Wie sieht das Abkommen aus?

So macht sich Frankfurt Hoffnungen auf die Bankenagentur EBA. Auch andere Städte buhlen um die Ansiedlung. Schnell wird es aber keine Entscheidung geben. Erst beim Gipfel im Juni werden die Kriterien und das Verfahren für die Vergabe der Agenturen festgelegt. In der zweiten Phase der Verhandlungen soll dann über die Gestaltung der Zukunft gesprochen werden.

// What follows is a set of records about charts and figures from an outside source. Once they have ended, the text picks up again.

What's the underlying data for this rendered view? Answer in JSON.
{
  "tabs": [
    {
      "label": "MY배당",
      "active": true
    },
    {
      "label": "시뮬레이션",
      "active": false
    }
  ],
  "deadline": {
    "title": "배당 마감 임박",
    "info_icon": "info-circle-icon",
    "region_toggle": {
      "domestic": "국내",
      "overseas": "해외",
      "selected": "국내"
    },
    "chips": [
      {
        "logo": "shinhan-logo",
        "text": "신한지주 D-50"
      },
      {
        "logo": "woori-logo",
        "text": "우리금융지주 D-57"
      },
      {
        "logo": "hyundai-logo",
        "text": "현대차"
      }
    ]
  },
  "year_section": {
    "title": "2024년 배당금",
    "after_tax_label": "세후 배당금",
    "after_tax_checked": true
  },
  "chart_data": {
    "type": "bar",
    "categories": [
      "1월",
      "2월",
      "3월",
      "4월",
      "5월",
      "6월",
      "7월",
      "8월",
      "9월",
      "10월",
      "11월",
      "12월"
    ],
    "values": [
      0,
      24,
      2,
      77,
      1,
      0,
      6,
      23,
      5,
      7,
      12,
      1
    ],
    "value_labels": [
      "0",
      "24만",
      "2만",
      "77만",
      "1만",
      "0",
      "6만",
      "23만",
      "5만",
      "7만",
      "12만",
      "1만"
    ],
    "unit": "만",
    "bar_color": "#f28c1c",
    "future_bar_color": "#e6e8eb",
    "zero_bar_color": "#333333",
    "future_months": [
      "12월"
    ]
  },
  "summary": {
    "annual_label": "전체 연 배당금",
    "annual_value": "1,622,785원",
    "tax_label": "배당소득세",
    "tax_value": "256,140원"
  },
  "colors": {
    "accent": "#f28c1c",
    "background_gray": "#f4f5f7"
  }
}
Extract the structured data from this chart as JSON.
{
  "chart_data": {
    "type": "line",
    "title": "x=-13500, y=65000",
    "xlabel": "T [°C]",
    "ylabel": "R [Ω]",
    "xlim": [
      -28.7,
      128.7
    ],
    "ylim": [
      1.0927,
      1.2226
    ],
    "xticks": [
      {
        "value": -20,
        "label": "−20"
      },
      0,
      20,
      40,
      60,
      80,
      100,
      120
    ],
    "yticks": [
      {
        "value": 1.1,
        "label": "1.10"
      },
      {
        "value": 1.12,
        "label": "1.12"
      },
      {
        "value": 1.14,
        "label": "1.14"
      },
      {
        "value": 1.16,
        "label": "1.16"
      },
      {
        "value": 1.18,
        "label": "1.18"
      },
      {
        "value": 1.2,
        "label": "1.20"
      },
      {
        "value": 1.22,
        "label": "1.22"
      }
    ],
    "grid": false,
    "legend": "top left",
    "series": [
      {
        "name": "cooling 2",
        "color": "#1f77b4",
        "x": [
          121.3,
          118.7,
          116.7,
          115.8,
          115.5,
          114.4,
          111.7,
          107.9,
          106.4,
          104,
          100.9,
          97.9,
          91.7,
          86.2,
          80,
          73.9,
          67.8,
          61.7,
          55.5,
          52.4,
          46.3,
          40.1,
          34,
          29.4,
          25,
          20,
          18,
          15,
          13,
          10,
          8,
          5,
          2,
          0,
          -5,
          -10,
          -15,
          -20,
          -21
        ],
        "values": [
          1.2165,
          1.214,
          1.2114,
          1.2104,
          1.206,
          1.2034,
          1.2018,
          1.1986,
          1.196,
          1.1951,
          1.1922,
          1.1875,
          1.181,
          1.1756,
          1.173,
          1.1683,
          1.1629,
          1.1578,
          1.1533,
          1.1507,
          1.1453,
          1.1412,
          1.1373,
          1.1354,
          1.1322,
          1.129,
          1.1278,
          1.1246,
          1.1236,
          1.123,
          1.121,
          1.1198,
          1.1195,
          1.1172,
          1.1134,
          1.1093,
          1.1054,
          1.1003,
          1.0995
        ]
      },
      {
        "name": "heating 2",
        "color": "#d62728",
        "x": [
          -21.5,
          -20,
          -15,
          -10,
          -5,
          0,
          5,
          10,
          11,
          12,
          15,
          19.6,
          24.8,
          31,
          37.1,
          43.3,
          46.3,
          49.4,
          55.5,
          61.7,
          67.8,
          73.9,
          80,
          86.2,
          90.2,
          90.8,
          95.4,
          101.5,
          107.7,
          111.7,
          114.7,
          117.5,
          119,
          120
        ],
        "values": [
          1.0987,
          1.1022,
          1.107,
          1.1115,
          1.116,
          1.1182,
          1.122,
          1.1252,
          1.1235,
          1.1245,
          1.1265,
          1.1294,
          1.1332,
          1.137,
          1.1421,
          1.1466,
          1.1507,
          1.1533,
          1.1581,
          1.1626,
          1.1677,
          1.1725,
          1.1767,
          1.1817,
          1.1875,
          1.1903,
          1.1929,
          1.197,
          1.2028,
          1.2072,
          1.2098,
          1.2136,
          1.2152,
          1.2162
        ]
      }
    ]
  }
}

Wie sieht das Freihandelsabkommen aus, das die Wirtschaftsbeziehungen nach dem Austritt Londons aus dem Binnenmarkt regeln soll? Wie wollen London und Brüssel in der Verteidigungs- und Sicherheitspolitik über 2019 hinaus zusammen arbeiten? Bewusst offen hält sich Brüssel die Frage, wann die zweite Phase der Verhandlungen beginnen könnte. In den Leitlinien heißt es lediglich, dass dafür genügend Fortschritte in der ersten Phase erzielt werden müssten.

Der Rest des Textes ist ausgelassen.